Majority Republican leaders outline legislative agenda

2012-11-14T18:11:00Z 2012-11-15T14:50:05Z Majority Republican leaders outline legislative agendaBy MIKE DENNISON And CHARLES S. JOHNSON Gazette State Bureau The Billings Gazette

HELENA – The Legislature’s new Republican majority leaders outlined the GOP’s agenda Wednesday, saying they’d focus on tax relief, boosting the state’s economy and revising education — but they also said they want to work with incoming Democratic Gov.-elect Steve Bullock.

“We look forward to a fresh start and a good beginning,” said incoming Senate President Jeff Essmann, R-Billings. “We want to work in a positive fashion to address (the) issues that we think are key in Montana.”

House Speaker-elect Mark Blasdel, R-Somers, said the focus will be jobs and the economy — “anything we can do to facilitate job growth and open the door to new businesses, and the businesses that are here now.”

Essmann, who won a razor-close vote against current Senate President Jim Peterson, R-Buffalo, to become Senate president for the 2013 Legislature, outlined four issues that are tops for Senate Republicans: balance the state budget, demand “government accountability,” provide “permanent tax relief” that will help business, and ensure that the state’s school system “rewards and expects achievement from its students.”

It’s time for lawmakers from both political parties to sit down and work on issues that are important to Montana, Essmann said.

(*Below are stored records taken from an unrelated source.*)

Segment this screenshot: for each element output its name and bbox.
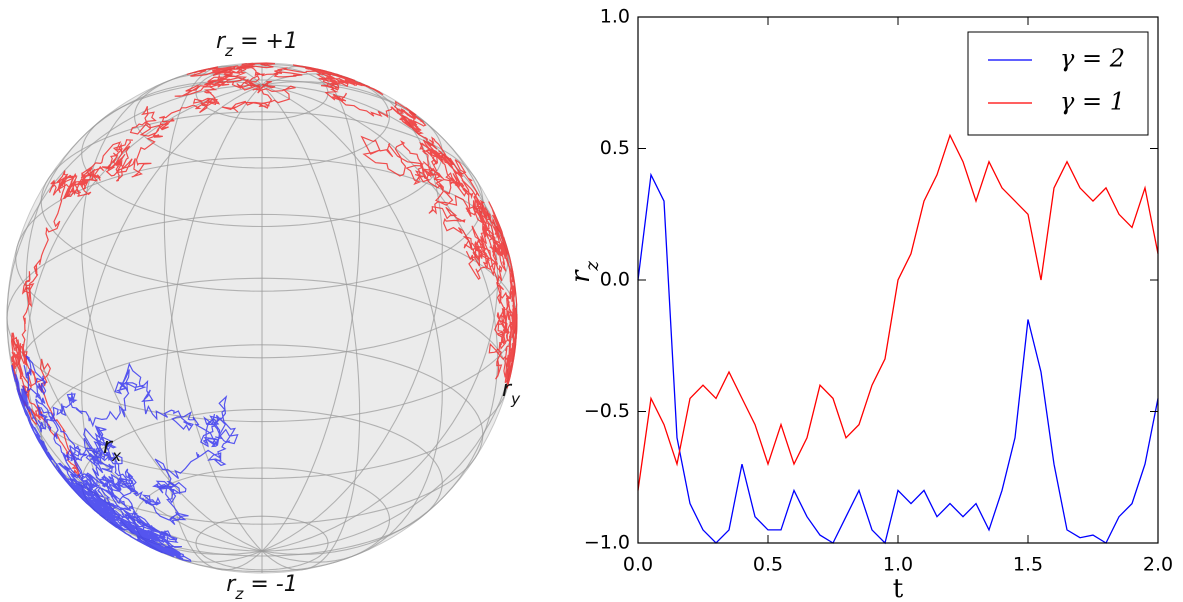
sphere-grid xyxy=(6,84,518,552)
y-tick-label: −1.0 xyxy=(584,532,630,554)
legend-box xyxy=(967,31,1149,136)
x-tick-label: 2.0 xyxy=(1143,554,1173,576)
trajectory-decoration xyxy=(10,62,518,479)
label-text: = -1 xyxy=(243,572,297,597)
subscript: x xyxy=(111,447,122,465)
sphere-label: rx xyxy=(103,434,122,465)
trajectory-decoration xyxy=(11,355,239,563)
x-tick-label: 1.0 xyxy=(883,554,913,576)
sphere-label: rz = +1 xyxy=(216,29,298,60)
y-axis-label: rz xyxy=(566,261,603,283)
x-axis-label: t xyxy=(893,574,904,602)
sphere-grid xyxy=(25,81,499,555)
symbol: r xyxy=(226,572,237,597)
symbol: r xyxy=(502,377,513,402)
x-tick-label: 1.5 xyxy=(1013,554,1043,576)
x-tick-label: 0.0 xyxy=(623,554,653,576)
y-tick-label: 0.0 xyxy=(600,269,630,291)
sphere-label: ry xyxy=(502,377,521,408)
label-text: = +1 xyxy=(233,29,298,54)
subscript: z xyxy=(582,261,603,272)
sphere-label: rz = -1 xyxy=(226,572,298,602)
subscript: z xyxy=(224,42,234,60)
sphere-grid xyxy=(163,65,361,571)
y-tick-label: −0.5 xyxy=(584,400,630,422)
x-tick-label: 0.5 xyxy=(753,554,783,576)
legend-label: γ = 1 xyxy=(1060,88,1125,116)
series-line xyxy=(637,172,1159,545)
symbol: r xyxy=(216,29,227,54)
sphere-grid xyxy=(81,73,443,563)
subscript: z xyxy=(234,585,244,602)
legend-label: γ = 2 xyxy=(1060,45,1125,73)
subscript: y xyxy=(510,390,521,408)
symbol: r xyxy=(566,269,596,283)
y-tick-label: 1.0 xyxy=(600,6,630,28)
y-tick-label: 0.5 xyxy=(600,137,630,159)
series-line xyxy=(637,133,1159,491)
symbol: r xyxy=(103,434,114,459)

Republicans have a 29-21 majority in the Senate and a 61-39 advantage in the House. In last week’s election, the GOP increased their edge by one in the Senate and lost seven seats in the House.

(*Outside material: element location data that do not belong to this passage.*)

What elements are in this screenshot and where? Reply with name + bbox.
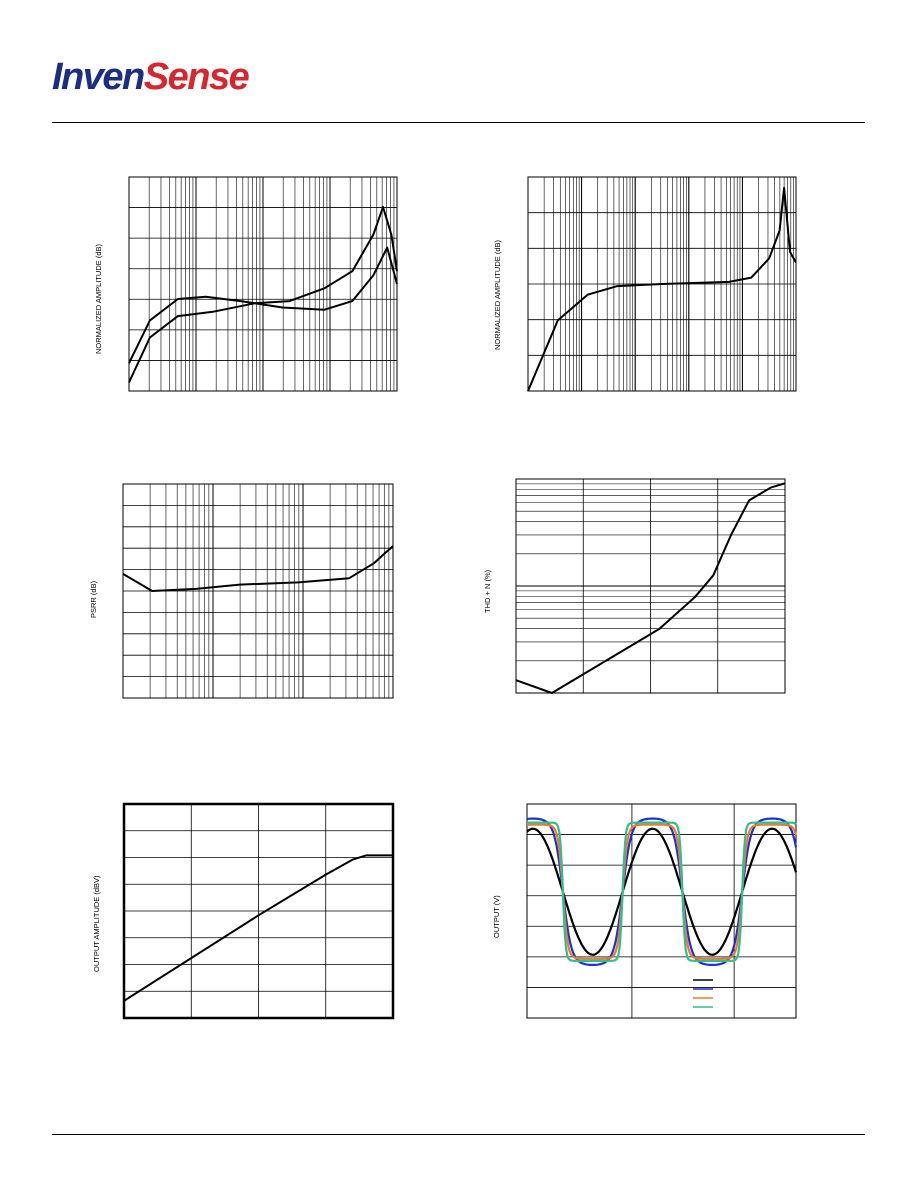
output-amplitude-series-0 xyxy=(123,854,393,1002)
footer-rule xyxy=(52,1134,865,1135)
header-rule xyxy=(52,122,865,123)
output-waveform-series-0 xyxy=(526,827,798,956)
ylabel-thd-n: THD + N (%) xyxy=(483,569,492,613)
ylabel-output-amplitude: OUTPUT AMPLITUDE (dBV) xyxy=(92,875,101,972)
psrr-series-0 xyxy=(122,545,394,592)
output-waveform-frame xyxy=(526,803,797,1019)
ylabel-freq-response-2: NORMALIZED AMPLITUDE (dB) xyxy=(493,239,502,350)
ylabel-output-waveform: OUTPUT (V) xyxy=(492,895,501,938)
freq-response-2-series-0 xyxy=(527,186,797,392)
invensense-logo: InvenSense xyxy=(52,56,250,98)
ylabel-psrr: PSRR (dB) xyxy=(89,580,98,618)
freq-response-1-series-0 xyxy=(128,246,398,364)
output-waveform-series-3 xyxy=(527,821,797,962)
freq-response-1-series-1 xyxy=(128,206,398,383)
ylabel-freq-response-1: NORMALIZED AMPLITUDE (dB) xyxy=(94,243,103,354)
output-waveform-series-2 xyxy=(527,823,798,960)
thd-n-series-0 xyxy=(515,482,786,694)
output-waveform-series-1 xyxy=(526,817,798,966)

Essmann said he looks forward to meeting with Bullock, a Democrat, although they have not yet had that opportunity.

Republicans often have had a tempestuous relationship with Democratic Gov. Brian Schweitzer, who last session vetoed numerous Republican bills.

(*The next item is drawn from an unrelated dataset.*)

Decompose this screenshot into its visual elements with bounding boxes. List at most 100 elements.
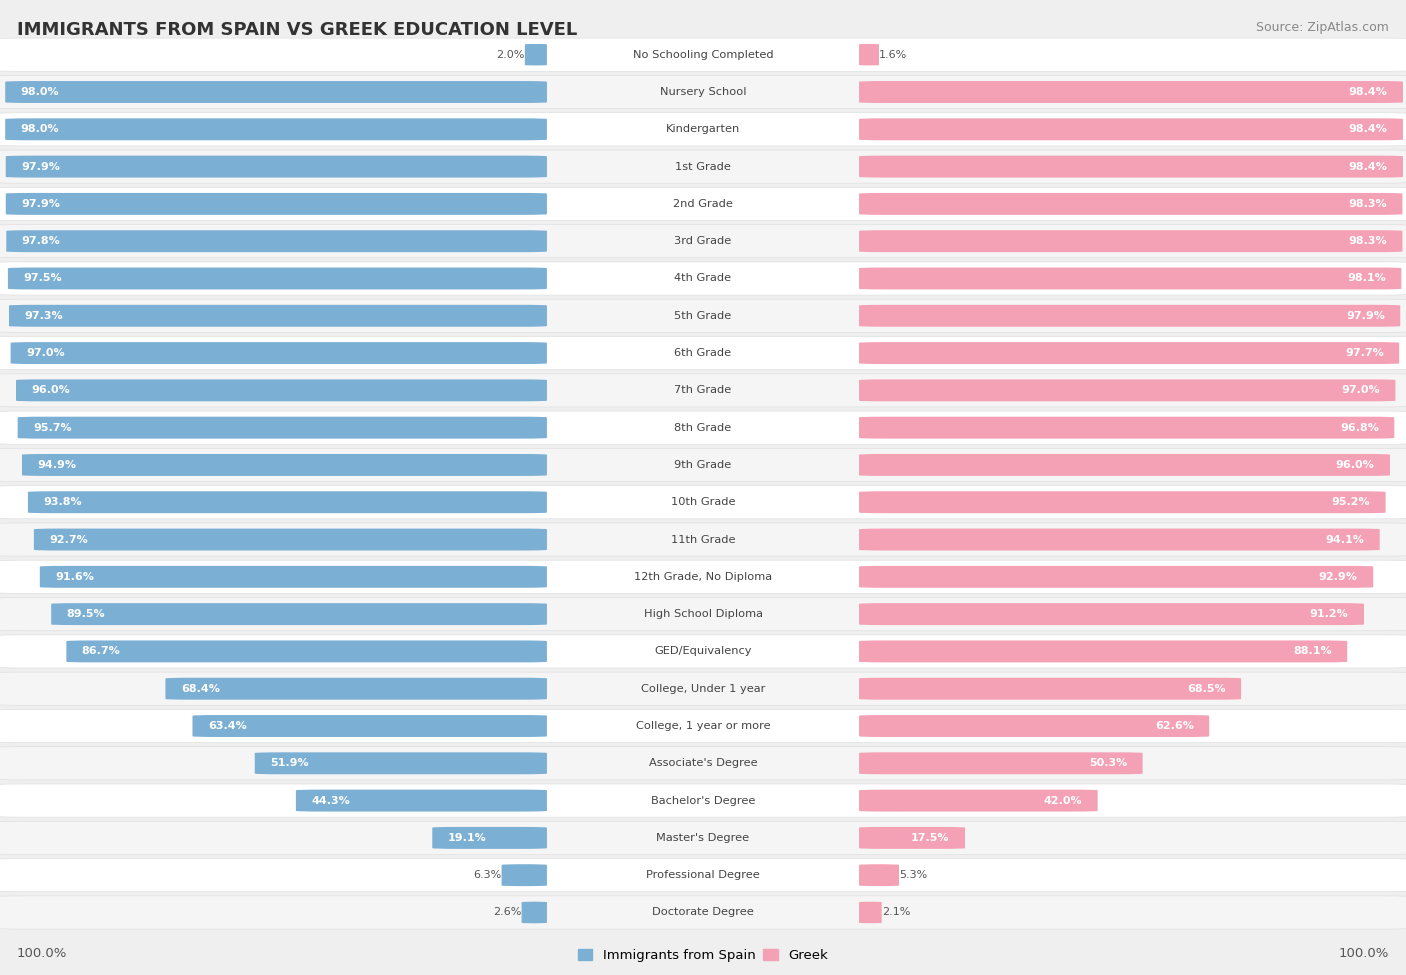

Essmann said he believes there are issues on which Republican legislative leaders and Bullock can find common ground, particularly on the economy.

Legislative leaders are eager to see Bullock’s specific proposals for the state, he said.

“Obviously, it’s only been eight days since the election,” Essmann said. “We’ll be bringing forward our proposals as well. And we hope to have an open and honest communication between both sides of the aisle in the Senate and with the House as well and, of course, with the executive branch.”

Blasdel said Republicans feel they can work with the governor without having to compromise their principles, and have a “constructive conversation.”

Another big issue will be how to deal with oil-and-gas development in Eastern Montana, and its impact on local governments and schools, GOP leaders said.

Rep. Austin Knudsen, R-Culbertson, the incoming House speaker pro tempore, said Eastern Montana is happy to pay its share of oil-and-gas taxes, but that state government needs to “help us maintain the machine” of development.

“The more success they have, the more success the whole state has,” Blasdel said.